Objective: We evaluated the impact of a digitally enabled care mobile app, Pathway, designed to improve MDD patient-provider engagement. Patients used a mobile interface to assess treatment progress and share this information with primary care providers (PCPs).
Methods: In this 52-week, real-world effectiveness and feasibility study conducted in primary care clinics, 40 patients with MDD who were recently prescribed antidepressant monotherapy were randomized to use a mobile app with usual care (20/40, 50%) or usual care alone (20/40, 50%). Patients in the app arm engaged with the app daily for 18 weeks; a report was generated at 6-week intervals and shared with the PCPs to facilitate shared treatment decision-making discussions. The patients discontinued the app at week 18 and were followed through year 1. Coprimary outcome measures, assessed via research visits, included change from baseline in the 13-item Patient Activation Measure (PAM-13) and 7-item Patient-Provider Engagement Scale scores at week 18. Additional outcome measures included depression severity (9-item Patient Health Questionnaire [PHQ-9]) and cognitive symptoms (5-item Perceived Deficits Questionnaire-Depression).

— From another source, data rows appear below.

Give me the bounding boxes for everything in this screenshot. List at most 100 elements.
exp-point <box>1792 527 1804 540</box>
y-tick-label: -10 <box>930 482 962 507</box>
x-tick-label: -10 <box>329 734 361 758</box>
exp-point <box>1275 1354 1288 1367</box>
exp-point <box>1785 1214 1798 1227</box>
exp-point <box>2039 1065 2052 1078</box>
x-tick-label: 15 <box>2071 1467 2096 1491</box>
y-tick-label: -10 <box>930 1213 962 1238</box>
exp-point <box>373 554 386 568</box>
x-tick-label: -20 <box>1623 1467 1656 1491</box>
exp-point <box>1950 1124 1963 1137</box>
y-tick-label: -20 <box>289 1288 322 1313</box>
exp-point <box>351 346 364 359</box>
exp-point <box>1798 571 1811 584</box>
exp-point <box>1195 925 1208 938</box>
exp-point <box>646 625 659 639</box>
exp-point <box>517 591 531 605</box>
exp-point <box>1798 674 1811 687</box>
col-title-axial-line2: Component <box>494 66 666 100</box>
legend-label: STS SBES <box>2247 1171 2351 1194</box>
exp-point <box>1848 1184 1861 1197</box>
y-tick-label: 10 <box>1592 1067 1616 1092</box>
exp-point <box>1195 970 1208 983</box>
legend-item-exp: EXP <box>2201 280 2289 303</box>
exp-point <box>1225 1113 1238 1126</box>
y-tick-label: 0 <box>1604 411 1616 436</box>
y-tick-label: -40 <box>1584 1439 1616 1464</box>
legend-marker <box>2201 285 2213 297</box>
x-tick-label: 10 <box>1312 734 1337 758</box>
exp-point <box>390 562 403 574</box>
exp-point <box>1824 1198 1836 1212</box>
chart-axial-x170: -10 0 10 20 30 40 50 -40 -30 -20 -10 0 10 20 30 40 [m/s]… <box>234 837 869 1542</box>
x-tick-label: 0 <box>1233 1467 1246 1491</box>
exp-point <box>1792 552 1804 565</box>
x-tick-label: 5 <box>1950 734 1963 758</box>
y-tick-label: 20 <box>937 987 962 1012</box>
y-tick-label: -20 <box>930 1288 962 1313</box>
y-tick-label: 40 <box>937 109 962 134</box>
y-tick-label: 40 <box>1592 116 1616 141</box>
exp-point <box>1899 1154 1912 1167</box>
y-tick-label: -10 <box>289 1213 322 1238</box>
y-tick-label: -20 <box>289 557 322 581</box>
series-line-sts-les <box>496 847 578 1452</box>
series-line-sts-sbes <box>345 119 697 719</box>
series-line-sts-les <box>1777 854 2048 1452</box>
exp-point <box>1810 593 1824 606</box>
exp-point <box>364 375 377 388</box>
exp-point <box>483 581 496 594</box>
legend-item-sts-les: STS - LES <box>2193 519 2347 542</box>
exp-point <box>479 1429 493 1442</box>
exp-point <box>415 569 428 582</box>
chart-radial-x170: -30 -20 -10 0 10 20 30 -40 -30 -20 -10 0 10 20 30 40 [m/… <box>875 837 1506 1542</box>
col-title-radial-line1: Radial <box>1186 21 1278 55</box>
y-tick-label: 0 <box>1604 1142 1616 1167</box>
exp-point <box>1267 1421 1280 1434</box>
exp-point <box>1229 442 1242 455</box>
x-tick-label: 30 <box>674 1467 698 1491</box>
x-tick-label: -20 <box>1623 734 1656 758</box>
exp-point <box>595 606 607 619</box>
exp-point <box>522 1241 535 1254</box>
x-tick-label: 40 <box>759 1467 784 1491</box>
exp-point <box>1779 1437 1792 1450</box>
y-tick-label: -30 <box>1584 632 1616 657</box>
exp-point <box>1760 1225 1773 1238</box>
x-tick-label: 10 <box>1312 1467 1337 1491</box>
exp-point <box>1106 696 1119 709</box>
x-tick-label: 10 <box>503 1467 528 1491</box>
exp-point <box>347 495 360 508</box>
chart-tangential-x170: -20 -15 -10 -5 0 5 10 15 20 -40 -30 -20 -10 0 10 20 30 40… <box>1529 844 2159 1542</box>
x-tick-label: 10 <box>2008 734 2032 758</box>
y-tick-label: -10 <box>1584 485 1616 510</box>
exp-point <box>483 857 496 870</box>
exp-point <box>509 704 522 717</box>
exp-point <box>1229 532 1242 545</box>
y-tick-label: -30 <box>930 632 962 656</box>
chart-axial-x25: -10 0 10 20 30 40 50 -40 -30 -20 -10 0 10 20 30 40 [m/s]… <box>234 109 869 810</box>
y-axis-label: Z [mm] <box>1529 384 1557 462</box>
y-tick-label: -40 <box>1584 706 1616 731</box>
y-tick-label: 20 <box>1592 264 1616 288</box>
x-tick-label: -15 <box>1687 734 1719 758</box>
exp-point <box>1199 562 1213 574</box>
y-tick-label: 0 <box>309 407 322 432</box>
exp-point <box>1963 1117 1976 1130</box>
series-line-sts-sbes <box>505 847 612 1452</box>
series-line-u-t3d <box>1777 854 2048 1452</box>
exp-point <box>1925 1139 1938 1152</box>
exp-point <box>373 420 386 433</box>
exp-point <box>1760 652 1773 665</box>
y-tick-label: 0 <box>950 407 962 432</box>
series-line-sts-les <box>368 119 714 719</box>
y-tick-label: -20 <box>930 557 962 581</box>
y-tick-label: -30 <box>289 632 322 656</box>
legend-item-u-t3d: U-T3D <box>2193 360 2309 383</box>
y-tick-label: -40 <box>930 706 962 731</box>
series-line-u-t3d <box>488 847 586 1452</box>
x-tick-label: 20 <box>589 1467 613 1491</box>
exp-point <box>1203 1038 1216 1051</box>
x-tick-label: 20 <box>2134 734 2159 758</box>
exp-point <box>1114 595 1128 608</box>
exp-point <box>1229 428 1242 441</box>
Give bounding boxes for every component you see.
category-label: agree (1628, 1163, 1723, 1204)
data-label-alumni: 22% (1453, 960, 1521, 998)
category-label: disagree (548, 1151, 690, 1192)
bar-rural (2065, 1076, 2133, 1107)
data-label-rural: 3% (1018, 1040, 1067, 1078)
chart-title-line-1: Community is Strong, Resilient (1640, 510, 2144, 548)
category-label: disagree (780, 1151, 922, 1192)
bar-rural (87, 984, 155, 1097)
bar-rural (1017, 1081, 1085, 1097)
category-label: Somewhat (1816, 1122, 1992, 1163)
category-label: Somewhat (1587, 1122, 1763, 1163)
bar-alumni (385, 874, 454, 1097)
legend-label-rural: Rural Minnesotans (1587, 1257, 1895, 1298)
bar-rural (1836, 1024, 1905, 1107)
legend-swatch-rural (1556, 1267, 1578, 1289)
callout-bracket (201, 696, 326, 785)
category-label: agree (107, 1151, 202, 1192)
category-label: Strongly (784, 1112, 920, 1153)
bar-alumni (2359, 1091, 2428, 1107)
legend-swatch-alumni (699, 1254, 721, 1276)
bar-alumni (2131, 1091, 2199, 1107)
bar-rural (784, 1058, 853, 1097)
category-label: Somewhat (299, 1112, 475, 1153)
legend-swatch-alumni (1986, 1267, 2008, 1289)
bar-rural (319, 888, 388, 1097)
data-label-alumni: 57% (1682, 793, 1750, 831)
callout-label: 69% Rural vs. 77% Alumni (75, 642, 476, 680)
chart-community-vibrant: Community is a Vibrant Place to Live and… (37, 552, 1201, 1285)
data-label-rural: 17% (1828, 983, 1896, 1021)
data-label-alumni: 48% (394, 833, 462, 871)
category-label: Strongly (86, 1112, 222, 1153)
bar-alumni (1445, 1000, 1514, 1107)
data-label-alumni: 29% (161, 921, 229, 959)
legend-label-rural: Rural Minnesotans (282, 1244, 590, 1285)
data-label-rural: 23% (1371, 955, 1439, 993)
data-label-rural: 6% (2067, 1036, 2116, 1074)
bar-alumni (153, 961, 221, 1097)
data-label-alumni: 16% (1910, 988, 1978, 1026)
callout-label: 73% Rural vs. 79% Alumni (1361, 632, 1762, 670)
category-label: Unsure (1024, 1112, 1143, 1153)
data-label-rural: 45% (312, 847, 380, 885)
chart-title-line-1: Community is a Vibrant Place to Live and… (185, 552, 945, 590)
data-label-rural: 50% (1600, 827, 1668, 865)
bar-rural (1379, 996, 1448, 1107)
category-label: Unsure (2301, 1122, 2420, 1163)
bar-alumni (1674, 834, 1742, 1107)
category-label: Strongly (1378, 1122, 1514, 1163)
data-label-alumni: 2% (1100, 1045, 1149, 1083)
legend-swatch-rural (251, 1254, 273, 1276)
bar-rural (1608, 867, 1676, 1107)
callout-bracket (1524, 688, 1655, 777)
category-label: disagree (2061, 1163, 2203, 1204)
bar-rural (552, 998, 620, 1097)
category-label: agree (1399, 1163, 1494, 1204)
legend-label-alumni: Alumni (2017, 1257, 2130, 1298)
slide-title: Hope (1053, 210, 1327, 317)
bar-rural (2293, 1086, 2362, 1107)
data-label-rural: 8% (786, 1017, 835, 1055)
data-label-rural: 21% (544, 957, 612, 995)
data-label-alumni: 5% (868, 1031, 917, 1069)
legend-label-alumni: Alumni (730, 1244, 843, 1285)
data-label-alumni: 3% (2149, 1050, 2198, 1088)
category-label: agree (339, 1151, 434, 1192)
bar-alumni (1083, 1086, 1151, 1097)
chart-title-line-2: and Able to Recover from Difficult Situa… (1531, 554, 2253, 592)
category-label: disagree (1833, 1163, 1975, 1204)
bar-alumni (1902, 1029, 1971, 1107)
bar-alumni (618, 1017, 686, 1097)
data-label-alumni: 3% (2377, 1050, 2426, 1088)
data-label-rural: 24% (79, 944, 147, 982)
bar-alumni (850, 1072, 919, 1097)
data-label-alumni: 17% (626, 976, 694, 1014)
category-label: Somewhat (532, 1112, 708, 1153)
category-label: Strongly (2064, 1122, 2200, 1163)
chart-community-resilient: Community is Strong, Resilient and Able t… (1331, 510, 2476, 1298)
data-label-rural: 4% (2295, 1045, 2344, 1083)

Results: All 37 patients (app arm: n=18, 49%; usual care arm: n=19, 51%) who completed the 18-week follow-up period (n=31, 84% female, mean age 36, SD 11.3 years) had moderate to moderately severe depression. Improvements in PAM-13 and PHQ-9 scores were observed in both arms. Increases in PAM-13 scores from baseline to 18 weeks were numerically greater in the app arm than in the usual care arm (mean 10.5, SD 13.2 vs mean 8.8, SD 9.4; P=.65). At 52 weeks, differences in PAM-13 scores from baseline demonstrated significantly greater improvements in the app arm than in the usual care arm (mean 20.2, SD 17.7 vs mean 1.6, SD 14.2; P=.04). Compared with baseline, PHQ-9 scores decreased in both the app arm and the usual care arm at 18 weeks (mean 7.8, SD 7.2 vs mean 7.0, SD 6.5; P=.73) and 52 weeks (mean 9.5, SD 4.0 vs mean 4.7, SD 6.0; P=.07). Improvements in 7-item Patient-Provider Engagement Scale and WHO-5 scores were observed in both arms at 18 weeks and were sustained through 52 weeks in the app arm. Improvements in WHO-5 scores at 52 weeks were significantly greater in the app arm than in the usual care arm (41.5 vs 20.0; P=.02).
Conclusions: Patients with MDD will engage with a mobile app designed to track treatment and disease progression. PCPs will use the data generated as part of their assessment to inform clinical care. The study results suggest that an app-enabled clinical care pathway may enhance patient activation and benefit MDD management.